AVEC DES ÉTUDES rapportant environ 60 % de réticences à l’utilisation des crèmes dermocorticoïdes dans l’eczéma atopique, il n’est pas possible de faire l’impasse sur la question avec ses propres malades. « C’est pourquoi je conseille de toujours rechercher une corticophobie par une question ouverte : avez-vous des réticences par rapport à l’usage de ces crèmes, ou encore, certains parents ont un peu peur des dermocorticoïdes qu’ils connaissent mal et vous, qu’en pensez-vous ? À ce stade, il est important de laisser le patient ou sa famille s’exprimer sur ses croyances, sans les couper, de reformuler ce qui a été dit en rétablissant la vérité, de proposer un contrat thérapeutique, d’expliquer le plus précisément possible, démonstration à l’appui, les modalités d’administration de la crème, de rédiger un plan d’action pour éviter l’arrêt brutal du produit, source de rebond, et, enfin, de planifier le suivi », suggère le Pr Stalder.

Trop de dermatites mal ou insuffisamment traitées.

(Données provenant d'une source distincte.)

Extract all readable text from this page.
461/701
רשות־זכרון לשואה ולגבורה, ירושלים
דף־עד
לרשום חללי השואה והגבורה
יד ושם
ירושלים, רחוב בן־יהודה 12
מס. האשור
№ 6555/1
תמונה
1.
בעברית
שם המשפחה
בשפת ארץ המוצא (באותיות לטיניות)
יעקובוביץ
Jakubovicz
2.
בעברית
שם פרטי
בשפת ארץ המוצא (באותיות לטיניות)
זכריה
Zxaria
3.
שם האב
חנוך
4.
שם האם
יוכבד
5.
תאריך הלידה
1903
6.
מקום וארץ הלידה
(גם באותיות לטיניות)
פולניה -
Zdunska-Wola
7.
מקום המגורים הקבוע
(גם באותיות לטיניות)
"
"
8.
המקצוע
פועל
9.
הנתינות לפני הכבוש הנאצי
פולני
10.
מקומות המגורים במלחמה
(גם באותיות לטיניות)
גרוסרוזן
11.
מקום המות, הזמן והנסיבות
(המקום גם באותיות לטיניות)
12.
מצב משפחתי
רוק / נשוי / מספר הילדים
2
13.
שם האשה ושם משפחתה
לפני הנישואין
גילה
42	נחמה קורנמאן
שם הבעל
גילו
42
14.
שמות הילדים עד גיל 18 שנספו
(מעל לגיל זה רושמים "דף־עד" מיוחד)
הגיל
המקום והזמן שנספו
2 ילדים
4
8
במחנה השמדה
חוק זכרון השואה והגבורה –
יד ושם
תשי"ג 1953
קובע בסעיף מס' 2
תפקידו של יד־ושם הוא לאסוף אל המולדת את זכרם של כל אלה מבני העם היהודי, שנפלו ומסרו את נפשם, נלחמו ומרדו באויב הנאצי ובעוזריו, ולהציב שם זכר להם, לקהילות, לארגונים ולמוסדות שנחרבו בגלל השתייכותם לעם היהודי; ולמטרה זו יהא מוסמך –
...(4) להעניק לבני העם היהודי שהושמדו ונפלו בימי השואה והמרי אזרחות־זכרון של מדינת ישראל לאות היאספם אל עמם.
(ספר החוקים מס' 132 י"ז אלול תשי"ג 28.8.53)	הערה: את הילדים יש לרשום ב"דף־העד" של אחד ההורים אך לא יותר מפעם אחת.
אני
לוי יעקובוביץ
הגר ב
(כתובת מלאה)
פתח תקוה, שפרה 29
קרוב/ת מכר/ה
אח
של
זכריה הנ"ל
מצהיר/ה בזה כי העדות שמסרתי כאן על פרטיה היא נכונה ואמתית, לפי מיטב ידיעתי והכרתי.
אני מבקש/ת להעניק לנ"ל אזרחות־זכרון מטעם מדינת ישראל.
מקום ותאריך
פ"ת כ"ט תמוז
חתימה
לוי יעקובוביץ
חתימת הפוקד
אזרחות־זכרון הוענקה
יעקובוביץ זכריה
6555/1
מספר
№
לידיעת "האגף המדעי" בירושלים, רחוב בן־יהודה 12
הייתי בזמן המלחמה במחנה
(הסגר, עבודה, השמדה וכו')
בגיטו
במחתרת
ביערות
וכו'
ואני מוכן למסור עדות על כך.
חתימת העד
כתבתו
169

Alors que le traitement de la dermatite atopique est efficace, lorsqu’il est appliqué au bon endroit et au bon moment, force est de constater que l’adhésion à ce traitement est faible. Soit les patients en mettent le moins possible (donc pas suffisamment), soit ils arrêtent trop tôt et brutalement. La réticence est encore plus importante lorsqu’il s’agit de traiter un tout petit. En cause : de nombreuses idées reçues sur les crèmes dermocorticoïdes et des blocages parfois perpétués par le corps médical. « Nous travaillons actuellement sur le ressenti des patients, des parents d’enfants atopiques, des médecins et des pharmaciens, dans le cadre d’une étude multicentrique. Cela nous amène donc à faire raconter aux patients comment cela se passe au quotidien. Et quand une maman explique que le prescripteur lui a fait l’ordonnance en disant “je vais être malheureusement obligé de prescrire à votre nourrisson un dermocorticoïde, mettez-en le moins possible et surtout, comptez bien vos tubes pour ne pas dépasser la quantité indiquée”, on peut comprendre ces réticences », insiste le Pr Stalder.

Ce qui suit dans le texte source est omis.